While many economists who place priority on demand acknowledge the influence of price hikes on other industries, Weber and her colleagues show how excessive they really are. Often they are a result of industry concentration, giving undue companies power to set higher prices. Weber, much like John Kenneth Galbraith—a key administrator of the highly successful price controls office during World War II—argues that price controls could temporarily keep things in check until the causes of these price explosions can be corrected. Such policies might involve increases in subsidies for the manufacturer of some goods, for example. Another possible option is to cap the rising prices, not commonly discussed in the U.S. regarding the fossil fuel companies. Excess profit taxes are also widely considered, as President Biden now illustrates. Many mainstream economists find such interference with free-market forces dangerous. Weber and others think in this environment the market is just not working efficiently.
European nations are indeed capping energy prices these days, and Weber was on a committee in Berlin that recommended price caps on natural gas—now disrupted by Russian supply reductions—on up to 80 to 90 percent of earlier purchases by households and businesses. The remainder of the household purchases can be left to the discretion of the consumer. Thus the market price plays some small part, at least—a concession to those who demand that free market price signals must be maintained.
Joe Stiglitz makes similar recommendations in a recent column for Project Syndicate. He argues that it would make sense to cap prices in appropriate markets at roughly 90 percent of past average usage and allow users to buy up to 110 percent of former expenditures at 150 percent of the previous year’s price. Both Stiglitz and Weber argue that excess profits taxes are also sensible options to mitigate price hikes.
They also agree, similar to Galbraith’s World War II point, that the foundational causes of the price explosion should then be addressed. This might require more manufacturing subsidies, like Biden’s chip manufacturing legislation. Subsidies for farming and housing, now undersupplied, are likely an appropriate target. In short, significant government intervention is necessary, not just central bank policy.
Also neglected in the discussion is how the supply-side issues have affected the distribution of income. While most Americans suffer losses due to the explosion in prices, the current set of shocks, Weber finds, seriously benefit high wealth individuals who can buy fossil fuel stocks. The losers are generally poorer Americans and in particular people of color.
It is encouraging that policymakers are increasingly showing concern for the very high profits made in oil and gas, and other industries, which lead to undue profits. Governor Gavin Newsom of California, for example, has justly criticized oil company Valero for holding gas prices high at the pump.
In sum, the way to get America back on track is to focus on the supply-side drivers of inflation, not simply raise interest rates to cause unemployment.
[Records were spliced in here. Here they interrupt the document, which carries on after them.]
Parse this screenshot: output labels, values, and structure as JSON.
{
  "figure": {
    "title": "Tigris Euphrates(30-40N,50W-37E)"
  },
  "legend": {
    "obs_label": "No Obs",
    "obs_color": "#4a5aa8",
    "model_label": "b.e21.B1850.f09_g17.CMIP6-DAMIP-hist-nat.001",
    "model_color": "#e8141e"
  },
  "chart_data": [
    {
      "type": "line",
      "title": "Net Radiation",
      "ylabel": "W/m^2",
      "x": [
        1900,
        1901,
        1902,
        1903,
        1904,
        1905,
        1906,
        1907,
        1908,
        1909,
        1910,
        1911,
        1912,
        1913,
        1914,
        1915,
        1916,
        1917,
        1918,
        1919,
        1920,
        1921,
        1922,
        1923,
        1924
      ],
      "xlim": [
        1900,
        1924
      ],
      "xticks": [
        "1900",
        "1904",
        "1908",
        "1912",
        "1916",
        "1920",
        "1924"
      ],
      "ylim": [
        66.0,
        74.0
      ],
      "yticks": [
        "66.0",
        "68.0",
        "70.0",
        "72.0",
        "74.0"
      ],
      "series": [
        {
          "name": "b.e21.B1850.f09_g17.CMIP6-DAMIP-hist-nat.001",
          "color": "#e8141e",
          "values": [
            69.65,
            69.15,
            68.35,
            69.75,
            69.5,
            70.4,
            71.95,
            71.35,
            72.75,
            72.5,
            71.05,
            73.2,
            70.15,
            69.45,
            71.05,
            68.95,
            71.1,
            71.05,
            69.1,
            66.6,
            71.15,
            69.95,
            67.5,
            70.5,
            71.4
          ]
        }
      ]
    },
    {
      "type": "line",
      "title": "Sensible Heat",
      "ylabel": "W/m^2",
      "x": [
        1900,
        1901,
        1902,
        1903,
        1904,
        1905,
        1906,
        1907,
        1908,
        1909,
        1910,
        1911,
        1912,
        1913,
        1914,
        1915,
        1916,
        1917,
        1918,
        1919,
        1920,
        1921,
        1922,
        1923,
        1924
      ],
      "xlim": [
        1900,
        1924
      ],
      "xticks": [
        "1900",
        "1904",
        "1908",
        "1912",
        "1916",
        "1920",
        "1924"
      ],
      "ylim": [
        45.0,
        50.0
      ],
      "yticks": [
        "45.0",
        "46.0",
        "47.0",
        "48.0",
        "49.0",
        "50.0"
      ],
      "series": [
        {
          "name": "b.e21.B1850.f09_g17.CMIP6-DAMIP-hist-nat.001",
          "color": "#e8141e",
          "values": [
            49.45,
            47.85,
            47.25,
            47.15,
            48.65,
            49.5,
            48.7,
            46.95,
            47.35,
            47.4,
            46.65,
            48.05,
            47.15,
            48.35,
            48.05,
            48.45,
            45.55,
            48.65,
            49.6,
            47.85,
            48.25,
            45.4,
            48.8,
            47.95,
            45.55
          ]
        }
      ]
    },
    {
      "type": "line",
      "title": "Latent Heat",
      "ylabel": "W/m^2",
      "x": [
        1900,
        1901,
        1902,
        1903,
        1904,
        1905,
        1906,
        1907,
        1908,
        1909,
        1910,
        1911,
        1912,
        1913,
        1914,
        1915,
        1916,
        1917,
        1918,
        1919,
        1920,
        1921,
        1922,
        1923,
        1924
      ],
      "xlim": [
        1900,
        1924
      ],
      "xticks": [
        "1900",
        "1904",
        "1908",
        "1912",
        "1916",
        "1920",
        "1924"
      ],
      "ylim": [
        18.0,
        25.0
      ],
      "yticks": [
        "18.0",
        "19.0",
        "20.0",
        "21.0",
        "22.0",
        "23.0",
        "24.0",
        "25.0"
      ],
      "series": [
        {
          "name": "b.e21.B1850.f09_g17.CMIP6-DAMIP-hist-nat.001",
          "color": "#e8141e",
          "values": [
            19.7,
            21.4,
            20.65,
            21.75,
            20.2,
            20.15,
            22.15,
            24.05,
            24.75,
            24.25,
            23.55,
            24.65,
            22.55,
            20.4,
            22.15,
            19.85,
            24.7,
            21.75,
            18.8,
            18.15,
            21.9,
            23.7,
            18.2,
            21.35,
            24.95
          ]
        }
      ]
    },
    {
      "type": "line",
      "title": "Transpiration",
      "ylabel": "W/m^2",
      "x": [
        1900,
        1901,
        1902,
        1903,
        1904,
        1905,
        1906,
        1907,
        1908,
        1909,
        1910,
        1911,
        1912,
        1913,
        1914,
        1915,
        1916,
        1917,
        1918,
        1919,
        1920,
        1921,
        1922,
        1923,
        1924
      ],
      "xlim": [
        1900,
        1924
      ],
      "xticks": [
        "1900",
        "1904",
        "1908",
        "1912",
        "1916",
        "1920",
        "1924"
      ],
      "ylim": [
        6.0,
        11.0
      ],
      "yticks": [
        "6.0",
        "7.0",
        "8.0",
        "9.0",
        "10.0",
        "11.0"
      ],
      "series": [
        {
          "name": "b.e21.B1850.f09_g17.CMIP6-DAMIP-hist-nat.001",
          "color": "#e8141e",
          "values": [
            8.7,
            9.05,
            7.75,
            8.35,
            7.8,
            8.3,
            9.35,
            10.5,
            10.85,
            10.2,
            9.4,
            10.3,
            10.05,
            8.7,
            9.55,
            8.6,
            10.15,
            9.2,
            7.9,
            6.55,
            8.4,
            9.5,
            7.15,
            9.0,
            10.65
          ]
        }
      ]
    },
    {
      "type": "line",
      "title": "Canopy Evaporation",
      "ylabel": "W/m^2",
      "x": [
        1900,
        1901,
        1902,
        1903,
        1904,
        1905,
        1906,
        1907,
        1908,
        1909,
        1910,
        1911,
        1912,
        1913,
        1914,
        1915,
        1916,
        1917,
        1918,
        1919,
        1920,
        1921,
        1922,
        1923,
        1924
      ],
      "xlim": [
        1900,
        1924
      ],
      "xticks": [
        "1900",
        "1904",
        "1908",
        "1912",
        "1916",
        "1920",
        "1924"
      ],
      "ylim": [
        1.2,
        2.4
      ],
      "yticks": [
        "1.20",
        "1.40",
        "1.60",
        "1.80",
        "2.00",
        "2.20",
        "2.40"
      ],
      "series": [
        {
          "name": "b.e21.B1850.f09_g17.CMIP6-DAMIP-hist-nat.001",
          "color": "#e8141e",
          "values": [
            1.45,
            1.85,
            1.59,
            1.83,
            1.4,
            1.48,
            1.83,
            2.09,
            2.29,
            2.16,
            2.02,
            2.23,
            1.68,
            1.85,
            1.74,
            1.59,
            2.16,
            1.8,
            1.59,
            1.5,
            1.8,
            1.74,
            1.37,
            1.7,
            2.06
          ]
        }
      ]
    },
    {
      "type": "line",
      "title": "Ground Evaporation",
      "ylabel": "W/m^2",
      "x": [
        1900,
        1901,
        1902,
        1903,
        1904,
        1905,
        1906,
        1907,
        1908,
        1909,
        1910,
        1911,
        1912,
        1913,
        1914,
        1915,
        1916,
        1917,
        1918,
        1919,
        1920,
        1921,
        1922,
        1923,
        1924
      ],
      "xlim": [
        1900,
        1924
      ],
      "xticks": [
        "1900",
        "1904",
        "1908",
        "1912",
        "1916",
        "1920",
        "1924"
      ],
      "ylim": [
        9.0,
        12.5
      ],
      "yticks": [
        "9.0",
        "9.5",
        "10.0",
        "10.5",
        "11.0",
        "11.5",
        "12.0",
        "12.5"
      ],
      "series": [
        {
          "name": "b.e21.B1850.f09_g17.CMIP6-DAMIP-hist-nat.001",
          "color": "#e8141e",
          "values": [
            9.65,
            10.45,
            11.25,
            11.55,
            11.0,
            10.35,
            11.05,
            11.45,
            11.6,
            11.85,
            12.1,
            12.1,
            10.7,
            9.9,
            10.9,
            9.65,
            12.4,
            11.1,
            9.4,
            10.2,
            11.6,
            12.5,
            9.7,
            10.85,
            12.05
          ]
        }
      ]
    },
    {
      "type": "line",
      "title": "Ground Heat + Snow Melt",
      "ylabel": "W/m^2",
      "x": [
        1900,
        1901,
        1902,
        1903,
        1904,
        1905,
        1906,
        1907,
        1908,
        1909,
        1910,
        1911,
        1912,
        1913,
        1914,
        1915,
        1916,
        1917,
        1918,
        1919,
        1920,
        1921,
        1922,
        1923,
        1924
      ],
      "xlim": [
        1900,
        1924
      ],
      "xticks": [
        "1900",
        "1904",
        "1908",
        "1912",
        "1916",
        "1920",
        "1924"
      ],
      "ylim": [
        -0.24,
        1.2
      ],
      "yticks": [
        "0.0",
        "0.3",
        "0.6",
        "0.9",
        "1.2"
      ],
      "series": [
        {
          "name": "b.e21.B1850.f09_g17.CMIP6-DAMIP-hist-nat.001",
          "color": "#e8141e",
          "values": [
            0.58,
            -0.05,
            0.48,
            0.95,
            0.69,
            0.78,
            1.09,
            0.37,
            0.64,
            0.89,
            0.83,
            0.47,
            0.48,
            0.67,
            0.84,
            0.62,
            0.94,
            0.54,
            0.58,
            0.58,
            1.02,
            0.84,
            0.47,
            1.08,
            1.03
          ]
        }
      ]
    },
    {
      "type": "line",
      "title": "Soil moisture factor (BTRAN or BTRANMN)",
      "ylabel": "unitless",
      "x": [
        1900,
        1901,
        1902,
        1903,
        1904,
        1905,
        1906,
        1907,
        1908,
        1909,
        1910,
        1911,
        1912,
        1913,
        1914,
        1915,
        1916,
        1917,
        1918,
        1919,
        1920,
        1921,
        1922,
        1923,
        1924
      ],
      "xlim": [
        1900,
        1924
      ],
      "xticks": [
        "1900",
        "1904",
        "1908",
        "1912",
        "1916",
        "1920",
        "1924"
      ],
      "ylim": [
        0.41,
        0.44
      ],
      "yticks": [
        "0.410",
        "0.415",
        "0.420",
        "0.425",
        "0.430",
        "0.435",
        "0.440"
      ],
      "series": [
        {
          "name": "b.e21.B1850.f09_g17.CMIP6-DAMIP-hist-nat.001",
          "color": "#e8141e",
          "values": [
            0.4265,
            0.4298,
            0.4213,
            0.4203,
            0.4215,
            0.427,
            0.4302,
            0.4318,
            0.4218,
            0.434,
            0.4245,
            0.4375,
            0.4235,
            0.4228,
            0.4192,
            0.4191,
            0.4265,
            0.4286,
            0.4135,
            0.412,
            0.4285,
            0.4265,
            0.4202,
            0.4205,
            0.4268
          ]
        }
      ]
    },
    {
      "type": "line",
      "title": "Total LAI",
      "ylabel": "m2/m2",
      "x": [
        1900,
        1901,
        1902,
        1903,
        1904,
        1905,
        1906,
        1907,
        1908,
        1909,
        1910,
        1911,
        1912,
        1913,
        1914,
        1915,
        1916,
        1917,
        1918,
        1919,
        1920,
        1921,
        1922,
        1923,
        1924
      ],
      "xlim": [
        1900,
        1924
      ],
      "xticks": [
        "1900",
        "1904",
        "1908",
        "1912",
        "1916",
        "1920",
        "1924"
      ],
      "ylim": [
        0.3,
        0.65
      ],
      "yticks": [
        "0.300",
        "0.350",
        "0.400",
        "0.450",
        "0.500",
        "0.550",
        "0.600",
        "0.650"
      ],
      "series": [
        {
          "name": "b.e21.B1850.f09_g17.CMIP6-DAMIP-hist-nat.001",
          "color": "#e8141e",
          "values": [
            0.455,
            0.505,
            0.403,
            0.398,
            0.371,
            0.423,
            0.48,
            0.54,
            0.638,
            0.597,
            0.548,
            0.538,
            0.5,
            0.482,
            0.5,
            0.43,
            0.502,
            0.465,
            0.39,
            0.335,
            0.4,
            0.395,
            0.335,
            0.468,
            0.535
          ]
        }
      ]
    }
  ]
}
The latter might have made Milton Friedman happy, but it won’t solve America’s economic problems rapidly or without causing a lot of pain. The discussion needs to be broadened. The Biden administration should have pursued such supply-side interventions sooner. Raising interest rates so that supply-side obstacles will eventually be subdued in the marketplace is not a cure-all, as it will require significant sacrifice on the part of most Americans in lost jobs and sharply reduce buying power of wages—and it will take a long painful time.